Relationships [42, 44, 49], learning [42, 44, 50], co-design purpose [8, 44], and managing expectations [23, 42, 44, 51] are essential for co-design success and these themes emerged in this study. Participants used words such as “trust” and “understanding” to describe relationships with co-design team members, which is similar with co-design research that found positive relationships help foster positive co-design environments [44, 49]. Conversely, “professional jargon” as described by one participant can impede understanding and participation [8]. Learning about “different sides of the health system” were described in interviews and has been reported in other co-design research as enabling co-design teams to deepen their understanding of different perspectives to move beyond existing boundaries [42, 44, 50]. Participants described a common purpose, yet some were unsure why they were invited to participate in this co-design or had role ambiguity. These finding contrast with co-design research which found managing expectations and role clarity were important for maintaining co-design engagement [8, 23, 44]. The slowness of co-design was raised by participants in interviews and has been highlighted in other co-design research as a barrier to co-design [42, 44, 50], yet essential for relationship and shared leadership development [44]. Some participants felt the COVID-19 pandemic impacted co-design momentum, their involvement and added an extra layer of complexity to an already complex environment. Most participants described previous (co-)design experience and subsequent expectations of what this co-design would involve. Since there are a plethora of co-design approaches with varying degrees of involvement [19, 20, 51], these findings suggest co-design organisers should describe co-design definition, principles, toolkits used and expectations to guide participants. Yet previous co-design research suggests co-design definitions and principles are often under-reported and overlooked [20, 21, 41].

This study has some limitations. There was a 50% response rate, therefore the views of non-participants may have been different. However, the backgrounds and experiences of all potential participants were represented in the sample population and all co-design governance structures were represented (Table 2). Because this was a small sample of known individuals, for ethical reasons we were unable to report characteristics of participants to whom quotes were attributed and we may not have been able to detect small differences in perceptions between subgroups, such as healthcare professionals compared to consumers.
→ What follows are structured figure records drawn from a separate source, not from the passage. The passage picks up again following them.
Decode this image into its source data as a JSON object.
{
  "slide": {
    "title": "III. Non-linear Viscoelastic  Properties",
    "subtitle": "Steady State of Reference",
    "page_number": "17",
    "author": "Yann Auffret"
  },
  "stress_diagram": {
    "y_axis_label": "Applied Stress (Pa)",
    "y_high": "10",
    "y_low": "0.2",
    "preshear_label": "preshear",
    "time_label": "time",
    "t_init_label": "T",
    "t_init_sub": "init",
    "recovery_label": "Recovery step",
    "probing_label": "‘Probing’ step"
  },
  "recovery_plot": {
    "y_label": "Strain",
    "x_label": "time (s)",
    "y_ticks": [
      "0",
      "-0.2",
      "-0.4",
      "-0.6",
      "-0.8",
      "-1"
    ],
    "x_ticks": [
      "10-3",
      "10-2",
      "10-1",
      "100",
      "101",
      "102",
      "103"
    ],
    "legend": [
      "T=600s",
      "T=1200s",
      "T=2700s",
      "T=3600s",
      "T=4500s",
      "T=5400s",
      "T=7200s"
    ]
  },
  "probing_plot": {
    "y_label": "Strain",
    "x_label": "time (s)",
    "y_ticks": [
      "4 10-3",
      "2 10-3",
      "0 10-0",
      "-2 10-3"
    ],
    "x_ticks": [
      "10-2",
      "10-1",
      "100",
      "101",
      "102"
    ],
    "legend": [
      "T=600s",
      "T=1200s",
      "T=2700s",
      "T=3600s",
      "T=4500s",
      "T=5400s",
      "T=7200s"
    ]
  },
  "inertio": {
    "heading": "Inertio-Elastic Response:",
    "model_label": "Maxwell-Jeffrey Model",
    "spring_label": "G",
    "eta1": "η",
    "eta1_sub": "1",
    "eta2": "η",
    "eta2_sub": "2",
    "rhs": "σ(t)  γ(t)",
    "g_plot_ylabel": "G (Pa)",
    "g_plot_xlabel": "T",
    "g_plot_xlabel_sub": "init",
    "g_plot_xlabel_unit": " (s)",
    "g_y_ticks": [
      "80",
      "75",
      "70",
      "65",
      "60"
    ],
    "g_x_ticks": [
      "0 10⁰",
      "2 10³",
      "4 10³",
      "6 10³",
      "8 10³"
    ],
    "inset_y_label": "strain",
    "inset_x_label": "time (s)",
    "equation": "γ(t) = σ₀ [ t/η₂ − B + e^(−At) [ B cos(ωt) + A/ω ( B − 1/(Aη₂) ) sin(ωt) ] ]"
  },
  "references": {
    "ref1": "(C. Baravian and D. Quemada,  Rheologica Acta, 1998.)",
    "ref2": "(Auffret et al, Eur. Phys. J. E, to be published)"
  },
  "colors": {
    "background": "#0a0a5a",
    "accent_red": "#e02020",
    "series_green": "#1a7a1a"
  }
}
Participants who had a positive co-design experience may have been more likely to participate in this study. However, participants voiced a variety of views and experiences both positive and negative. Lastly, data collection occurred during the implementation phase of the Healthcare Connect North service, approximately 18-months into the co-design process. This could have led to some participant recall bias and participants may not recall their experiences correctly or their experience may have dulled over time.

Conclusion

This study sought to explore the experiences and perspectives of people participating in the co-design of a community-based health service and contributes to the limited knowledge of the experiences and perspectives of co-design participants. While most participants reported positive aspects of their experience, they also perceived that there were factors which hindered the co-design process and others that could be improved, such as bureaucracy, greater diversity, and involvement of people with lived experience. Future co-design projects could use these findings to improve the co-design experience for participants, and ultimately the outcome for communities.